Beispiele, wie das in der Gemeinde Tholey funktioniert, präsentierte Hermann Josef Schmidt.

Hier habe man beispielsweise einen Jugendbeirat oder Seniorenbeirat ins Leben gerufen, deren Arbeit von der Generationenbeauftragten koordiniert und unterstützt werde.

Im Bohnental  klappe bei dem interkommunalen Bohnentalprojekt die Zusammenarbeit bereits seit Jahren über Gemeinden- und Landkreisgrenzen hinweg.

Exemplarisch stellte dazu der Neipeler Ortsvorsteher Aloisius Berwanger, die “Bohnentaler  Muske(l)tiere“ vor, die den 2.500 Menschen in den fünf Bohnentalorten ehrenamtlich mit den verschiedensten Hilfsangeboten zur Verfügung stehen, seien Mitfahrgelegenheiten oder kleinere Reparaturen. Dafür gibt es mittlerweile ein Team von gut 70 engagierten Ehrenamtlern.

Als weiteres positives Beispiel aus der Region stellte der Hasborner Ortsvorsteher Martin Backes, der sich auch als Vorsitzender der „Gemeinschaft der Ortsvereine“ engagiert, die App Dorffunk vor.

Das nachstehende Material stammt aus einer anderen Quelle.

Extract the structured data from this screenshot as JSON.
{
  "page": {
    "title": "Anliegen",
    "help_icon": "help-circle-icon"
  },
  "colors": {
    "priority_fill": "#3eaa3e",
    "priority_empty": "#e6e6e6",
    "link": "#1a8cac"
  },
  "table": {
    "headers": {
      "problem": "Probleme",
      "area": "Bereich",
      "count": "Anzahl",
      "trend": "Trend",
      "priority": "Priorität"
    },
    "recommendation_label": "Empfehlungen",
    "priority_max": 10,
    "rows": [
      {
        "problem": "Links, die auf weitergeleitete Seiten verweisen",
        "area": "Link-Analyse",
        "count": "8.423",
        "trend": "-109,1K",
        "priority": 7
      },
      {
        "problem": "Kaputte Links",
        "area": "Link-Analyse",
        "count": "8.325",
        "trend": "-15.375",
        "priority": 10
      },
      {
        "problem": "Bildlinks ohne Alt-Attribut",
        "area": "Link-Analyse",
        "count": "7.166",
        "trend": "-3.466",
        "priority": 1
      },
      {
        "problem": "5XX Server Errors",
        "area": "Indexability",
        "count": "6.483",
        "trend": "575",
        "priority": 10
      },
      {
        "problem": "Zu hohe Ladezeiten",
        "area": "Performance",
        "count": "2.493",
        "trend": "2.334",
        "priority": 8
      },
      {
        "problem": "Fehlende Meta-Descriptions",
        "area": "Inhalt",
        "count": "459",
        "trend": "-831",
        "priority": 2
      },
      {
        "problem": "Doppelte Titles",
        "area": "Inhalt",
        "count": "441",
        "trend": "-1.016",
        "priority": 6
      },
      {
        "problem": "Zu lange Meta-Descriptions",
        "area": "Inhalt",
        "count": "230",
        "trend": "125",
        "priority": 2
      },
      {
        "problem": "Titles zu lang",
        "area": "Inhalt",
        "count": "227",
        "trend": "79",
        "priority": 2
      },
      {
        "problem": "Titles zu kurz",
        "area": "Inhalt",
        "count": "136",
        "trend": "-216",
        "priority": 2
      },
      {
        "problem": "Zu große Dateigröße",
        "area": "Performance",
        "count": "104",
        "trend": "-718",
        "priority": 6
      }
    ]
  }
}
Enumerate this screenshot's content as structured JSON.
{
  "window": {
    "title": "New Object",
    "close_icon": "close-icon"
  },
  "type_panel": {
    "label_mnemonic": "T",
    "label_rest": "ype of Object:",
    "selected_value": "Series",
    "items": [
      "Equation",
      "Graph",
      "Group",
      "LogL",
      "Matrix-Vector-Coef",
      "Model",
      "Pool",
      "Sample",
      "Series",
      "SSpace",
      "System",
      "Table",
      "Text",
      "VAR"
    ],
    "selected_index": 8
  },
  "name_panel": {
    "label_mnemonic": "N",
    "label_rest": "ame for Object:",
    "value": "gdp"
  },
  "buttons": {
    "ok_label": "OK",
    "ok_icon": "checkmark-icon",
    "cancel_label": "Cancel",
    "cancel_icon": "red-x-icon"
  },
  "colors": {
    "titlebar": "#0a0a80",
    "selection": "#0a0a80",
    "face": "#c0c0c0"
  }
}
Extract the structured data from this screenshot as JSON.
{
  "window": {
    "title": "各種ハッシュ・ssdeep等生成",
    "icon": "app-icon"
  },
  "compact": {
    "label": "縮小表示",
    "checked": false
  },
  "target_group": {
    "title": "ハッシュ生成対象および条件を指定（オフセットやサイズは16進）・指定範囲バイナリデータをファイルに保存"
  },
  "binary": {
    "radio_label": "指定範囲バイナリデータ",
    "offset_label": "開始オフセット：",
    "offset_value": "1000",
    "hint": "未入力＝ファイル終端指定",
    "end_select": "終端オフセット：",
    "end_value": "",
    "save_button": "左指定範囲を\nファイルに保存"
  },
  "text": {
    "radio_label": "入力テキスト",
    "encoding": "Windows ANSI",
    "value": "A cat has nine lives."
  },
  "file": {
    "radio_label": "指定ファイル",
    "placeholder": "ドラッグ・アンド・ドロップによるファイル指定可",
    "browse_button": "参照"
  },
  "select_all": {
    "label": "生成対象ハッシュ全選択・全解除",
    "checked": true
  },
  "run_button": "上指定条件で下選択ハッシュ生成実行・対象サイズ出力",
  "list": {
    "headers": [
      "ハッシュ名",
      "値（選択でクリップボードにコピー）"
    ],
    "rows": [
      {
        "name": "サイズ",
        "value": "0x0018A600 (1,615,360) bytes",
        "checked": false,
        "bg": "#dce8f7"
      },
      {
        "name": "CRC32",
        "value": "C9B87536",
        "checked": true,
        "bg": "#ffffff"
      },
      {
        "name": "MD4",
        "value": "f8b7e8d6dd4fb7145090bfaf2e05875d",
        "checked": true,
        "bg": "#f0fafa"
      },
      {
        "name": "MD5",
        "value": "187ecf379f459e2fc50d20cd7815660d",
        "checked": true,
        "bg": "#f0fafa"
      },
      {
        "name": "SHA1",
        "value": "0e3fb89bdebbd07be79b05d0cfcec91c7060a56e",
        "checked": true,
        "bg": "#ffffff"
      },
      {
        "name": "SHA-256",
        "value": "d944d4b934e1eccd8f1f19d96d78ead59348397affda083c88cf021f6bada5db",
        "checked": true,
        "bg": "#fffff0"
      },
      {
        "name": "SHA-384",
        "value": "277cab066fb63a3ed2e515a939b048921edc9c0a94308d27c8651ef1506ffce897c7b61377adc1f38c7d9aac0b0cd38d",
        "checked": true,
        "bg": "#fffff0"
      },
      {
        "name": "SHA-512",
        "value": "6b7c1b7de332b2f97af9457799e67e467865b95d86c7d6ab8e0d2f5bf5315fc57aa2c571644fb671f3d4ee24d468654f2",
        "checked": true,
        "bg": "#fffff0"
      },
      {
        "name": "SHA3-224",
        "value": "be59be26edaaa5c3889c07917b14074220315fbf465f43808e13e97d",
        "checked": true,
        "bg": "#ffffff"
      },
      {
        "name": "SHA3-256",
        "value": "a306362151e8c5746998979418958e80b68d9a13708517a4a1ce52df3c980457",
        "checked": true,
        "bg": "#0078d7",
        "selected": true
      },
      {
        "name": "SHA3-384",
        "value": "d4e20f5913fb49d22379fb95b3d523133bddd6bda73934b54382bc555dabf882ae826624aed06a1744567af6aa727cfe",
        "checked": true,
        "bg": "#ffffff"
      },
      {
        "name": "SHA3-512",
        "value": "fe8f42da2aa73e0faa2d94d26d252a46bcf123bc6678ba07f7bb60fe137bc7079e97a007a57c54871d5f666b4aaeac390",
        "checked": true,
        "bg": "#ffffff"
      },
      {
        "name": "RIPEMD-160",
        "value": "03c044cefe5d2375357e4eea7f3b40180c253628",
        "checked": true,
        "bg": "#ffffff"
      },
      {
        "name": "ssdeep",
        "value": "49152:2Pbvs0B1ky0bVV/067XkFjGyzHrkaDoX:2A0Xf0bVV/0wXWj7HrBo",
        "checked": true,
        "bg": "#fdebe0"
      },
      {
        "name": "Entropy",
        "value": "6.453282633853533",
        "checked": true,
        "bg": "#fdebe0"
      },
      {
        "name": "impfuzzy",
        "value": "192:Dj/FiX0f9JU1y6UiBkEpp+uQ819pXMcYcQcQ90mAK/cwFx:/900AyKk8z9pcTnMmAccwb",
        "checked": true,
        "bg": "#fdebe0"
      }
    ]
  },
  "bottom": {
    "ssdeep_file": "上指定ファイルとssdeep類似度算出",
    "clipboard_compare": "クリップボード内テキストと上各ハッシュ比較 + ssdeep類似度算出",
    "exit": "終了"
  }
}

Diese wurde eingeführt, um die 44 Vereine des Ortes noch besser zu vernetzen, gleichzeitig aber auch allen Bürgerinnen und Bürgern die Möglichkeit bieten, untereinander auch über die App zu kommunizieren und sich auf schnellem Wege auszutauschen. Dies habe in Hasborn so gut geklappt, dass die App mittlerweile auf die gesamte Gemeinde Tholey ausgeweitet worden sei.

Katarina Peranic und Jan Holze zeigten sich von dem Gehörten sichtlich beeindruckt.

Aufgabe der Stiftung werden es künftig sein, zu unterstützen und zu vernetzen.

„Die Menschen können voneinander profitieren wenn sie sich austauschen.“ Die im Tholeyer Rathaus vorgestellten Projekte seien positive Beispiele, die auch in anderen Regionen funktionieren können.

Von Tholey ging die Reise von Katarina Peranic und Jan Holze weiter nach Illingen ins dortige Rathaus. Im Anschluss standen Besuche in Saarbrücken mit Abgeordneten des Landestages, Ministerpräsident Tobias Hans sowie Vertretern der Landesarbeitsgemeinschaft „Pro Ehrenamt“ auf der Agenda.